Жестокостью игра не уступает войне - побеждает всегда один, а его радость оборачивается горем другого, поэтому игроки в глубине души ко всему равнодушны. Всему, что не касается игры. К азиату относились так, будто с ним ничего не случилось. Для него, может, это было и к лучшему. Но для Мезрякова чересчур. Видеть умирающего, который не вызывает сострадания? Это вновь напоминало о всеобщем безразличии, о холодном, бесчувственном мире, от которого не убежать. Глядя на азиата, Мезряков не понимал, чем от него отличается, и, представив, что завтра снова увидит его в окружении равнодушных, сосредоточенных на себе игроков, решил больше в клубе не появляться.
Рецепт счастья по-русски:
Тебе врут на голубом глазу, а ты верь!
Тебе объясняют, кто твои враги, и ты считай их таковыми!
Тебе сели на голову, а ты не замечай!
Тебя уверяют, что завтра будет лучше, чем вчера, а ты соглашайся!
И будешь счастлив!
За неделю Лецке осунулся, похудел. Он ни на мгновенье не переставал думать о Мезрякове. Иногда всё происходившее с ним казалось ему сном, настолько неправдоподобными и противоестественными представлялись ему их отношения. "Псих! Чертов псих!" - ругал он себя, ударяя кулаком по лбу и не понимая, как мог угодить в ловушку, которую сам же и расставил. Птицелов попал в собственные силки, повторял он, мучаясь бессонницей. Но всё чаще и чаще он полностью отдавался этому новому, нахлынувшему на него чувству.

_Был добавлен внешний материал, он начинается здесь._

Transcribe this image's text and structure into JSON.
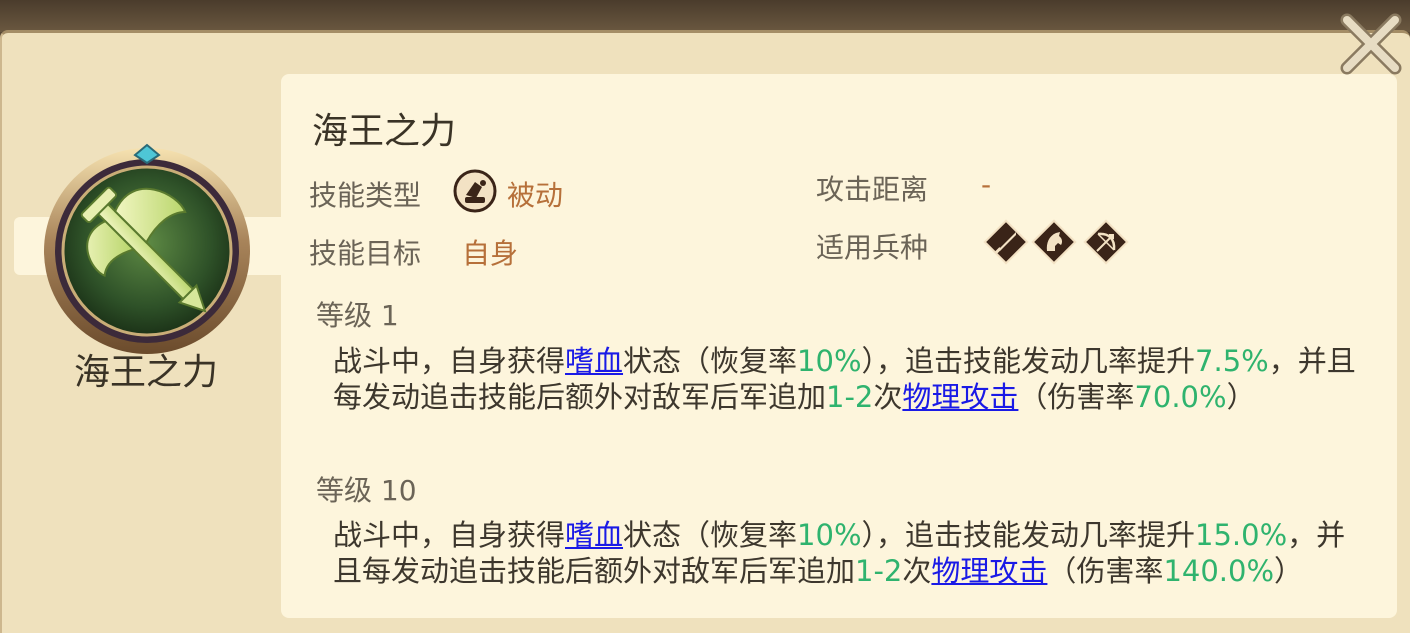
{
  "skill": {
    "name": "海王之力",
    "title": "海王之力"
  },
  "info": {
    "type_label": "技能类型",
    "type_value": "被动",
    "target_label": "技能目标",
    "target_value": "自身",
    "range_label": "攻击距离",
    "range_value": "-",
    "troops_label": "适用兵种",
    "troop_icons": [
      "sword-troop-icon",
      "horse-troop-icon",
      "bow-troop-icon"
    ]
  },
  "levels": [
    {
      "label": "等级 1",
      "desc": {
        "p1": "战斗中，自身获得",
        "link1": "嗜血",
        "p2": "状态（恢复率",
        "v1": "10%",
        "p3": "），追击技能发动几率提升",
        "v2": "7.5%",
        "p4": "，并且每发动追击技能后额外对敌军后军追加",
        "v3": "1-2",
        "p5": "次",
        "link2": "物理攻击",
        "p6": "（伤害率",
        "v4": "70.0%",
        "p7": "）"
      }
    },
    {
      "label": "等级 10",
      "desc": {
        "p1": "战斗中，自身获得",
        "link1": "嗜血",
        "p2": "状态（恢复率",
        "v1": "10%",
        "p3": "），追击技能发动几率提升",
        "v2": "15.0%",
        "p4": "，并且每发动追击技能后额外对敌军后军追加",
        "v3": "1-2",
        "p5": "次",
        "link2": "物理攻击",
        "p6": "（伤害率",
        "v4": "140.0%",
        "p7": "）"
      }
    }
  ],
  "colors": {
    "highlight_green": "#2fb36e",
    "link_blue": "#1a1ae6",
    "value_orange": "#b6703a"
  }
}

Ночью, когда к нему, сломленному усталостью, ненадолго приходил сон, или под утро, на зыбком пограничье яви, ему представлялось, что они с Мезряковым неразлучны, грезилось, что они любовники, и, пробудившись, в первые мгновенья он ломал голову, как сделать ему признание. Но потом мужская природа в нём брала верх, и, устыдившись своих мыслей, Лецке краснел, снова называя себя психом.
Страдания Лецке не укрылись от Мезрякова. Теперь он читал лекции, обращаясь только к нему, сосредоточенно вглядываясь в его лицо, на котором отражались душевные переживания. И не знал, как ему помочь. А Лецке становилось всё хуже. У него даже промелькнула мысль обратиться к психиатру. Он подумывал и о том семейном психологе, к которому его таскала жена. Но, представив на мгновенье свою исповедь, понял, что никогда на неё не решится. Это было выше его сил, да и чем поможет ему психолог? Запретит чувствовать? Лецке вспомнил психиатрические лечебницы, в которых лежал, перебрал в памяти врачей, их советы, такие же пустые, как их глаза, он перечислил про себя их рекомендации, которые можно легко найти в интернете, и отбросил мысль снова идти к ним. Впрочем, через неделю наметилось улучшение. Лецке преобразился, странно похорошев какой-то новой, неведомой ему красотой. Победившее чувство к Мезрякову целиком его изменило, и вновь обретённая природа брала своё. Походка у него стала раскрепощённой, теперь она шла от бедра, в голосе появилась чувственность, а в одежде стали преобладать броские тона. Теперь его занимал единственный вопрос: ответят ли ему взаимностью?
С середины июля на курсах объявили перерыв. Несмотря на отпускную пору, у Мезрякова на последнем занятии был аншлаг. Он был в ударе. Бегло коснувшись пройденного за год, он крупными мазками нарисовал заманчивую перспективу, нет, нет, никакой рекламы, всего лишь умело поданная правда, всего лишь перечисление привлекательных пунктов предстоящей программы. Прощаясь, Мезряков пожелал всем, и себе в том числе, хорошего отдыха, призвал набраться сил для будущих трудов. Мезряков умел держать аудиторию, его экспромты оттачивались годами, и когда он жал руку, то был уверен, что прощается не навсегда. С курсов полупустой громыхавший трамвай вез его с Лецке.